Ocean currents are expressed as velocity vectors (often denoted by ), either by giving a speed and direction or by giving two perpendicular components, for example east-west (u) and north-south (v) or along-shore and cross-shore flow.

Other components, such as tangential and perpendicular to a boundary, may also be used so be sure you understand how the velocity is being represented. Speed is commonly expressed in units of cm/s, m/s, or knots. A knot is a nautical mile per hour. 1 kt = 51.44 cm/s. Current directions are generally expressed as the direction towards which the current is flowing, as opposed to winds, which are named by the direction they are coming from. So an easterly current is flowing towards the east, whereas an easterly wind is blowing from the east. To avoid confusion, it is recommended that current directions be expressed unambiguously with the suffix "ward" attached, for example an eastward current flows toward the east and a poleward flows toward the north pole in the northern hemisphere or towards the south pole in the southern hemisphere.

Two different types of velocity fields are used in oceanography, Eulerian and Lagrangian.
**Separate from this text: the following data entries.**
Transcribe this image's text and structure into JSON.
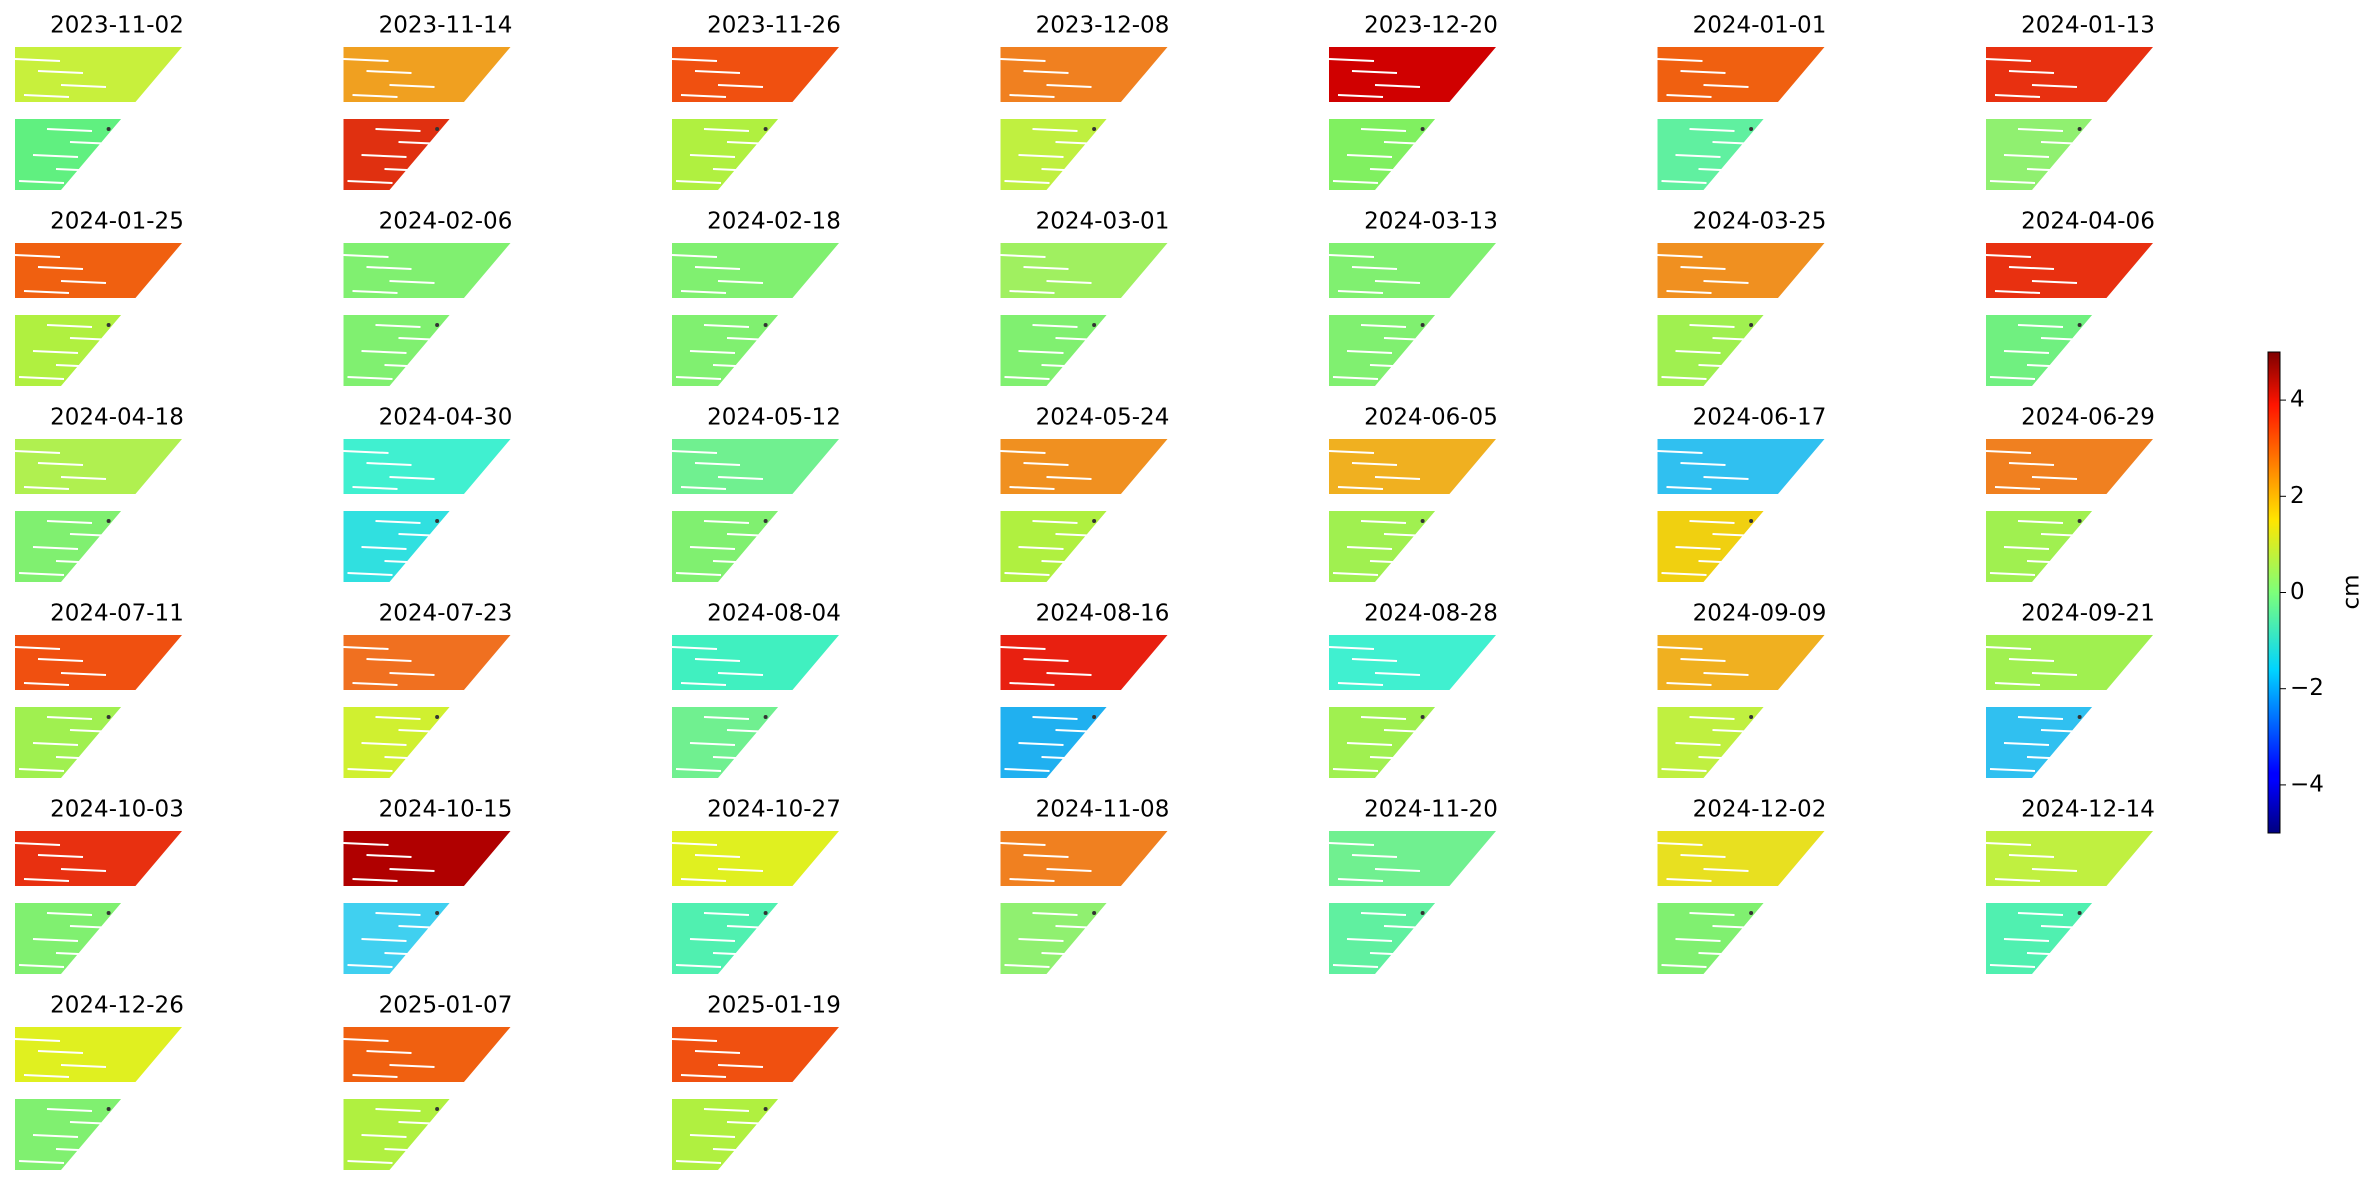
{
  "chart_data": {
    "type": "image_grid",
    "colormap": "jet",
    "panels": [
      {
        "title": "2023-11-02",
        "top_color": "#c8f03c",
        "bottom_color": "#60f080"
      },
      {
        "title": "2023-11-14",
        "top_color": "#f0a020",
        "bottom_color": "#e03010"
      },
      {
        "title": "2023-11-26",
        "top_color": "#f05010",
        "bottom_color": "#b0f040"
      },
      {
        "title": "2023-12-08",
        "top_color": "#f08020",
        "bottom_color": "#c0f040"
      },
      {
        "title": "2023-12-20",
        "top_color": "#d00000",
        "bottom_color": "#80f060"
      },
      {
        "title": "2024-01-01",
        "top_color": "#f06010",
        "bottom_color": "#60f0a0"
      },
      {
        "title": "2024-01-13",
        "top_color": "#e83010",
        "bottom_color": "#90f070"
      },
      {
        "title": "2024-01-25",
        "top_color": "#f06010",
        "bottom_color": "#b0f040"
      },
      {
        "title": "2024-02-06",
        "top_color": "#80f070",
        "bottom_color": "#80f070"
      },
      {
        "title": "2024-02-18",
        "top_color": "#80f070",
        "bottom_color": "#80f070"
      },
      {
        "title": "2024-03-01",
        "top_color": "#a0f060",
        "bottom_color": "#80f070"
      },
      {
        "title": "2024-03-13",
        "top_color": "#80f070",
        "bottom_color": "#80f070"
      },
      {
        "title": "2024-03-25",
        "top_color": "#f09020",
        "bottom_color": "#a0f050"
      },
      {
        "title": "2024-04-06",
        "top_color": "#e83010",
        "bottom_color": "#70f080"
      },
      {
        "title": "2024-04-18",
        "top_color": "#b0f050",
        "bottom_color": "#80f070"
      },
      {
        "title": "2024-04-30",
        "top_color": "#40f0d0",
        "bottom_color": "#30e0e0"
      },
      {
        "title": "2024-05-12",
        "top_color": "#70f090",
        "bottom_color": "#80f070"
      },
      {
        "title": "2024-05-24",
        "top_color": "#f09020",
        "bottom_color": "#b0f040"
      },
      {
        "title": "2024-06-05",
        "top_color": "#f0b020",
        "bottom_color": "#a0f050"
      },
      {
        "title": "2024-06-17",
        "top_color": "#30c0f0",
        "bottom_color": "#f0d010"
      },
      {
        "title": "2024-06-29",
        "top_color": "#f08020",
        "bottom_color": "#a0f050"
      },
      {
        "title": "2024-07-11",
        "top_color": "#f05010",
        "bottom_color": "#a0f050"
      },
      {
        "title": "2024-07-23",
        "top_color": "#f07020",
        "bottom_color": "#d0f030"
      },
      {
        "title": "2024-08-04",
        "top_color": "#40f0c0",
        "bottom_color": "#70f090"
      },
      {
        "title": "2024-08-16",
        "top_color": "#e82010",
        "bottom_color": "#20b0f0"
      },
      {
        "title": "2024-08-28",
        "top_color": "#40f0d0",
        "bottom_color": "#a0f050"
      },
      {
        "title": "2024-09-09",
        "top_color": "#f0b020",
        "bottom_color": "#c0f040"
      },
      {
        "title": "2024-09-21",
        "top_color": "#a0f050",
        "bottom_color": "#30c0f0"
      },
      {
        "title": "2024-10-03",
        "top_color": "#e83010",
        "bottom_color": "#80f070"
      },
      {
        "title": "2024-10-15",
        "top_color": "#b00000",
        "bottom_color": "#40d0f0"
      },
      {
        "title": "2024-10-27",
        "top_color": "#e0f020",
        "bottom_color": "#50f0b0"
      },
      {
        "title": "2024-11-08",
        "top_color": "#f08020",
        "bottom_color": "#90f070"
      },
      {
        "title": "2024-11-20",
        "top_color": "#70f090",
        "bottom_color": "#60f0a0"
      },
      {
        "title": "2024-12-02",
        "top_color": "#e8e020",
        "bottom_color": "#80f070"
      },
      {
        "title": "2024-12-14",
        "top_color": "#c0f040",
        "bottom_color": "#50f0b0"
      },
      {
        "title": "2024-12-26",
        "top_color": "#e0f020",
        "bottom_color": "#80f070"
      },
      {
        "title": "2025-01-07",
        "top_color": "#f06010",
        "bottom_color": "#b0f040"
      },
      {
        "title": "2025-01-19",
        "top_color": "#f05010",
        "bottom_color": "#b0f040"
      }
    ],
    "colorbar": {
      "label": "cm",
      "lim": [
        -5,
        5
      ],
      "ticks": [
        {
          "value": -4,
          "label": "−4"
        },
        {
          "value": -2,
          "label": "−2"
        },
        0,
        2,
        4
      ]
    }
  }
}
The first refers to the velocity as it would be measured over time at a number of fixed points in space. Streamlines are lines which at any given time are tangent to the Eulerian velocity. Current meters on a mooring measure the Eulerian velocity for example (see left panel of figure below). The Lagrangian velocity describes the paths that water parcels would follow over time. A perfect water-following drifter (right panel of figure below) would measure the Lagrangian velocity.

Schematic of a moored current array anchored on the ocean bottom. A buoy relays the data to a satellite.

Lagrangian drifter being deployed.

The difference between an Eulerian and a Lagrangian representation is demonstrated by the following figure:

In this figure, the red arrows represent the flow at time to at fixed positions A, B, C, and D. The blue arrows represent the flow at a later time t1 at the same locations. The squiggly line represents a Lagrangian trajectory during the time period from to to t1.